Results of the MMI database: first column shows the input images; second column depicts the results from the EDEM algorithm in G and R channels; column 3 shows EDEM algorithm results; the last two columns show the DERBI algorithm segmentation.

Fig. 5.
figure 5

Comparison of segmentation results, our results are marked by “o”, results obtained by [6] are marked by “+”.

In Fig. 4 results of our approach with some MMI database images are shown, the first column depicts to the input images. The second column are the output of EDEM algorithm and it can be seen that the noise in the images are due the illumination and in some cases the beard. In the ERED algorithm the noise is related to eye region and the borders of the hair, the output images are depicted in the third column. Finally the images from the DERBI algorithm are shown in the last two columns. It can be seen that the found regions can describe the segmented ROI, and they could be used to find numeric features that define the region.

Additionally, we report a comparison with the results reported in [6] with jaffe and VidTIMIT databases. For this databases image equalization over mouth region it is applied, since these images have less quality than the MMI database and jaffe database was taken in gray scale. The mouth segmented region are indicated by the white area and the contour of the found region. Our results are depicted in Fig. 5 marked by “o”, results reported in [6] are marked with “+”. It can be seen that our approach is able to segment the mouth ROI in most of the cases. Particularly, the wrong segmentation results are due the illumination region in nose, this is because there is shadow between the nose and mouth, other reason is the result of the edge detector.

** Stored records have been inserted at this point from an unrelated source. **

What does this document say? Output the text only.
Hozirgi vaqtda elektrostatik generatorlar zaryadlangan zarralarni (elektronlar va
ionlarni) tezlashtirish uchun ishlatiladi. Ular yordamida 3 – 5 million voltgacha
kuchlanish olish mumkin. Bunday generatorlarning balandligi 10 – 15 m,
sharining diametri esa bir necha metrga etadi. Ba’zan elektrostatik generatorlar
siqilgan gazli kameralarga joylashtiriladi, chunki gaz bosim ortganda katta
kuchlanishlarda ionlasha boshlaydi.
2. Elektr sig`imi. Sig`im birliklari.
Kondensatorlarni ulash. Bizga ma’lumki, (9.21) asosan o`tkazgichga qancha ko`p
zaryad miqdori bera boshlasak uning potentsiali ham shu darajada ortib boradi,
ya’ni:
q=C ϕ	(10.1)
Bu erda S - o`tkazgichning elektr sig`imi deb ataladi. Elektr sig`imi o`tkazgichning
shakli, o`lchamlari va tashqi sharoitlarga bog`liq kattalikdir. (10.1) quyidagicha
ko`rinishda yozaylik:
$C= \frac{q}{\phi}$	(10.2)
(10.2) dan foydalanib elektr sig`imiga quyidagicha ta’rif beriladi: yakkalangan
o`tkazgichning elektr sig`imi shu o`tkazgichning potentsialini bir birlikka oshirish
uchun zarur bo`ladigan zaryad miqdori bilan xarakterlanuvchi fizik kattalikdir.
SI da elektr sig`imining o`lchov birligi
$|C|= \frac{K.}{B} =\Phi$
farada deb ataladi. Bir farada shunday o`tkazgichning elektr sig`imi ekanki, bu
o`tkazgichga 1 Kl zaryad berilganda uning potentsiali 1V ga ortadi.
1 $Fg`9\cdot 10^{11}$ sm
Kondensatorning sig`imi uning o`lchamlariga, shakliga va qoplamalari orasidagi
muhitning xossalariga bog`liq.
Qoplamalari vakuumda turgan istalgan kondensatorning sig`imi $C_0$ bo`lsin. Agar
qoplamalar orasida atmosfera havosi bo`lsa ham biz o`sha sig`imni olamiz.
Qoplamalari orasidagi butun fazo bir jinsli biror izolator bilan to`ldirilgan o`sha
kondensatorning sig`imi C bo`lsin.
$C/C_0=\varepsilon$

4 Conclusions and Future Work

In this paper a method to segment mouth and eyebrows is presented, the proposed method is based on transformations of the traditional regional and point filters to find the borders in mouth region and the eyebrows in face images.

Additionally, a method to find the ROIs in a binary image is proposed, this method is based on morphological operations and in DBScan algorithm to detect clusters in a binary image, then some metrics were used to detect the ROI in the image.

According to the experiments, our approach is able to segment mouth and eyebrows in most of the cases for the three datasets and the performance of our method is competetive when comparing with that proposed in [6].

As future work we are going to extract features from the segmented regions in order to either train or combine supervised learners for predicting expressions in face images.